1. Technical Field
The present invention relates generally to an improved data processing system and in particular to a method, apparatus, and computer instructions for processing data. Still more particularly, the present invention relates to a method, apparatus, and computer instructions for managing operating systems in a logical partitioned data processing system.
2. Description of Related Art
Increasingly large symmetric multi-processor data processing systems, such as IBM eServer P690, available from International Business Machines Corporation, DHP9000 Superdome Enterprise Server, available from Hewlett-Packard Company, and the Sunfire 15K server, available from Sun Microsystems, Inc. are not being used as single large data processing systems. Instead, these types of data processing systems are being partitioned and used as smaller systems. These systems are configured as multi-partition enabled systems. In other words, a single physical data processing system has multiple partitions in which each partition has an operating system. These partitions may execute concurrently.

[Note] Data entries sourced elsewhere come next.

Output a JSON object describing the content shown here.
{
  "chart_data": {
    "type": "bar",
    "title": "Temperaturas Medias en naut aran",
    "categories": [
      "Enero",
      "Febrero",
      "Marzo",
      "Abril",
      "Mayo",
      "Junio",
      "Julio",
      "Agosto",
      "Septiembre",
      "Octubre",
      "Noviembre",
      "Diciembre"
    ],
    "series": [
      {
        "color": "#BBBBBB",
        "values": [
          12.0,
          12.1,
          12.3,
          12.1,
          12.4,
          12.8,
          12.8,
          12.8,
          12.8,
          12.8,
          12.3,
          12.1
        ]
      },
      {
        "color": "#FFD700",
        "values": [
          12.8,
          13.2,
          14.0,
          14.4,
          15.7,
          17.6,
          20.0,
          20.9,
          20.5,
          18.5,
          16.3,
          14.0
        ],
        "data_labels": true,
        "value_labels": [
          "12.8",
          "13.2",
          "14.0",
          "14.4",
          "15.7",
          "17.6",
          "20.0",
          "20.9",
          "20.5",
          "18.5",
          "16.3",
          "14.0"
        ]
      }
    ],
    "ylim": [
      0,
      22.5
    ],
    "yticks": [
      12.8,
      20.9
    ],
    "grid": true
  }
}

When the partitions are made in a logical manner, these systems are also referred to as logical partitioned (LPAR) data processing systems. A logical partitioned functionality within a data processing system allows multiple copies of a single operating system or multiple heterogeneous operating systems to be simultaneously run on a single data processing system platform. A partition, within which an operating system image runs, is assigned a non-overlapping subset of the platforms resources. These platform allocatable resources include one or more architecturally distinct processors with their interrupt management area, regions of system memory, and input/output (I/O) adapter bus slots. The partition's resources are represented by the platform's firmware to the operating system image.
Each distinct operation system or image of an operating system running within a platform is protected from each other such that software errors on one logical partition cannot affect the correct operations of any of the other partitions. This protection is provided by allocating a disjointed set of platform resources to be directly managed by each operating system image and by providing mechanisms for insuring that the various images cannot control any resources that have not been allocated to that image. Furthermore, software errors in the control of an operating system's allocated resources are prevented from affecting the resources of any other image. Thus, each image of the operating system or each different operating system directly controls a distinct set of allocatable resources within the platform.
With respect to hardware resources in a logical partitioned data processing system, these resources are disjointly shared among various partitions. These resources may include, for example, input/output (I/O) adapters, memory DIMMs, non-volatile random access memory (NVRAM), and hard disk drives. Each partition within an LPAR data processing system may be booted and shut down over and over without having to power-cycle the entire data processing system.
Currently, a system administrator can load operating systems for a logical partitioned data processing system, but is unable to know whether the operating system is a rogue or unauthorized operating system, one that has been illegally modified. In logical partitioned data processing systems that have been enabled to run multiple operating systems simultaneously, it is critical that a rogue or unauthorized operating system is not allowed to load and execute. This requirement is especially important with operating systems that support simultaneous multithreading (SMT) and sub-processor partitioning (SPP). If an unauthorized operating system is allowed to load, this operating system has automatic privilege levels that are sufficient to allow calls into the platform firmware.
With these privileges, an unauthorized operating system may attempt to penetrate the system and at the very least cause a loss of resources through denial of service attack attempts. The problem with an unauthorized operating system is more critical in SMT and SPP enabled systems because the unauthorized operating system may share processor facilities, rather than using isolated processors, and may be able to influence the other partitions to a greater extent.
Currently, no mechanisms are present to limit the loading of unauthorized operating systems. Therefore, it would be advantageous to have an improved method, apparatus, and computer instructions for preventing an unauthorized operating system from loading and executing in a logical partitioned data processing system.